Дома is an adverb meaning “at home”.
- дома = at home (general, your home environment)
- в доме = in the house (inside a house as a physical building, more concrete/locational)
In this sentence:
- … а дома вечером иногда совсем не читается.
- = but at home in the evening sometimes I just can’t get any reading done.
If you said в доме, it would sound oddly focused on the physical building, not the idea of “being at home” as a personal environment.
Вечером is the instrumental singular of вечер used adverbially to mean “in the evening” / “during the evening.”
It answers the question “когда?” (when?).
- дома вечером = at home in the evening
So the structure is:
- В поезде (where?) – мне хорошо читается.
- А дома вечером (where? when?) – иногда совсем не читается.
Вечером narrows the time: not just “at home” in general, but specifically “in the evening at home.”
They combine to give a nuanced meaning:
- иногда = sometimes
- совсем не = not at all, absolutely not
So иногда совсем не читается is:
- sometimes it doesn’t happen at all / sometimes I really can’t read at all.
Pragmatically:
There are evenings at home when the person just can’t get any reading done—zero, nothing.
Other possible nuances:
- иногда не читается – sometimes reading doesn’t go (neutral).
- иногда совсем не читается – sometimes reading really doesn’t go at all (stronger).
In this construction, the imperfective is natural because we’re talking about:
- an ongoing process / general ability in a situation, not a single completed act.
Читается here means:
- “reading (as an activity) goes well / doesn’t go.”
A perfective like:
- мне хорошо прочитается
would sound odd or force a very specific meaning (e.g., about one particular planned reading getting finished successfully), and even then it’s not idiomatic in this “how it generally goes” sense.
Impersonal мне X-ся with -ся is overwhelmingly used with imperfective to describe states and processes:
- мне не спится, мне хорошо работается, ей трудно пишется, etc.
Yes, this is a common pattern: dative person + adverb/adjective + verb with -ся to express “how something goes for someone.”
Examples:
- Мне хорошо спится. – I sleep well / it’s easy for me to sleep (right now/in these conditions).
- Сегодня мне не работается. – I can’t work today / work doesn’t go for me today.
- Ему легко пишется. – Writing comes easily to him.
- Нам здесь хорошо живётся. – We live well here (life is comfortable here).
- Ей тяжело думается об этом. – It’s hard for her to think about this.
Your sentence fits this pattern:
- мне хорошо читается / не читается – reading goes well / doesn’t go for me.
Yes, you can:
- мне хорошо читается – it’s pleasant / comfortable to read.

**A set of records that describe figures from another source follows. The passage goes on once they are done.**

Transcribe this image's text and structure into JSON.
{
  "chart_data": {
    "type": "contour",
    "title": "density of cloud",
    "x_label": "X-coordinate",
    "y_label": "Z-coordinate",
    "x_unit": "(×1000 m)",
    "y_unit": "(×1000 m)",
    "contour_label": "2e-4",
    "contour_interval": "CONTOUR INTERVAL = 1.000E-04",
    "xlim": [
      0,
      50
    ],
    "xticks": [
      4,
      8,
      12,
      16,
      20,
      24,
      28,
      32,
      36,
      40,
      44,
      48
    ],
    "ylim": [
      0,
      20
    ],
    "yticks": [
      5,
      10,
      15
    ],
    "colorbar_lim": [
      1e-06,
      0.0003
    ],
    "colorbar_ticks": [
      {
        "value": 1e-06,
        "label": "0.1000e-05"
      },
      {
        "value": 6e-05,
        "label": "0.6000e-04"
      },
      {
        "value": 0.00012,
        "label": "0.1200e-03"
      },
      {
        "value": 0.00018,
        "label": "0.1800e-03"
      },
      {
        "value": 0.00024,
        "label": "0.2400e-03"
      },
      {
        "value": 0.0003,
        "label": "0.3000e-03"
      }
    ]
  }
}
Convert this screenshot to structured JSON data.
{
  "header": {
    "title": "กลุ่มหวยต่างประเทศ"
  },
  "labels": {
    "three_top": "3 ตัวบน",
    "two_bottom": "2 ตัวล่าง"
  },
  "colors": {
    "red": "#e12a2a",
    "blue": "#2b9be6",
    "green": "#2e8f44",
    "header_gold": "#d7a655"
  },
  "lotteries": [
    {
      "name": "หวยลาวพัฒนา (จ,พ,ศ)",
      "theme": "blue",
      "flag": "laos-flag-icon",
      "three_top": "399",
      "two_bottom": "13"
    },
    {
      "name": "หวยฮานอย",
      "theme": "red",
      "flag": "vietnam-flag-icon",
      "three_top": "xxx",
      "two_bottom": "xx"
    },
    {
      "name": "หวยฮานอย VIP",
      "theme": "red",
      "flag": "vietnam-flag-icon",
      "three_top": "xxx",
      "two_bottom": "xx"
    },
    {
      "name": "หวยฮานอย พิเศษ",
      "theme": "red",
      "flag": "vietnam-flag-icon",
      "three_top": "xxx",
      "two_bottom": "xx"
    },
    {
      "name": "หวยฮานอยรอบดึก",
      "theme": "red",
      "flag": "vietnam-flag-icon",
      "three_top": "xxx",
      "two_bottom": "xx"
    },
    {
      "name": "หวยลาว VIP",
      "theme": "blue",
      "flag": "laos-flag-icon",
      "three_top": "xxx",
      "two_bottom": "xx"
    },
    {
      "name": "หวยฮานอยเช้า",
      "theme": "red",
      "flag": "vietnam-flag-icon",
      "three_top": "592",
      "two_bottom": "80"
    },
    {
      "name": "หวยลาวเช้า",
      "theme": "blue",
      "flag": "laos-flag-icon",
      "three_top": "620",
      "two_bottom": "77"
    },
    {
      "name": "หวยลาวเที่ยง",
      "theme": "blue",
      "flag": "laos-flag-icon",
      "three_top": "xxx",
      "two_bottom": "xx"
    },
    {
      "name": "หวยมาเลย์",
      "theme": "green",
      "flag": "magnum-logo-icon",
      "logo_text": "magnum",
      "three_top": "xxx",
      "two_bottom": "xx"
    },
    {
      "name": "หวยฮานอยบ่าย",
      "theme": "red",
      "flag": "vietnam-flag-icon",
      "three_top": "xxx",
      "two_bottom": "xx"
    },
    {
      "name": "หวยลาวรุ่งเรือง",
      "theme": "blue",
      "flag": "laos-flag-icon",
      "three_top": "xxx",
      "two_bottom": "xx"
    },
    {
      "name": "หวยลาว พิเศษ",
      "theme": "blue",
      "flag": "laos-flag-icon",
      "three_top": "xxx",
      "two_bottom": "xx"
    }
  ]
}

- мне легко читается – it’s easy to read (no effort).
- мне трудно читается – it’s hard to read (requires effort).
- мне плохо читается – reading doesn’t go well (uncomfortable, not productive).
So for your sentence, variants like:
- В поезде мне легко читается… – On the train I find it easy to read…
- … а дома вечером иногда очень трудно читается. – but at home in the evening sometimes it’s really hard to read.
The structure stays the same; only the nuance of your experience changes.
In this sentence, no—native speakers will hear it as an impersonal “how it goes for me” construction, because of:
- the presence of мне (dative experiencer)
- the absence of any nominative subject (no “book”, no “text” specified)
Passive-like читается typically has a nominative subject:
- Эта книга легко читается. – This book is easy to read.
(book = subject)
Your sentence:
- В поезде мне хорошо читается…
- No subject, only мне in dative → impersonal state, not passive.
Иногда is quite flexible. All of these are possible (with slightly different rhythms/emphasis):
… а дома вечером иногда совсем не читается.
(neutral, very natural)… а иногда дома вечером совсем не читается.
– slight focus on “sometimes there are evenings at home when…”… а дома иногда вечером совсем не читается.
– less common, slightly clunky; usually вечером and дома stick together as a chunk.
Most natural for everyday speech:
- дома вечером иногда совсем не читается or
- дома иногда вечером совсем не читается only if you really want to stress “sometimes in the evening” as opposed to other times of day.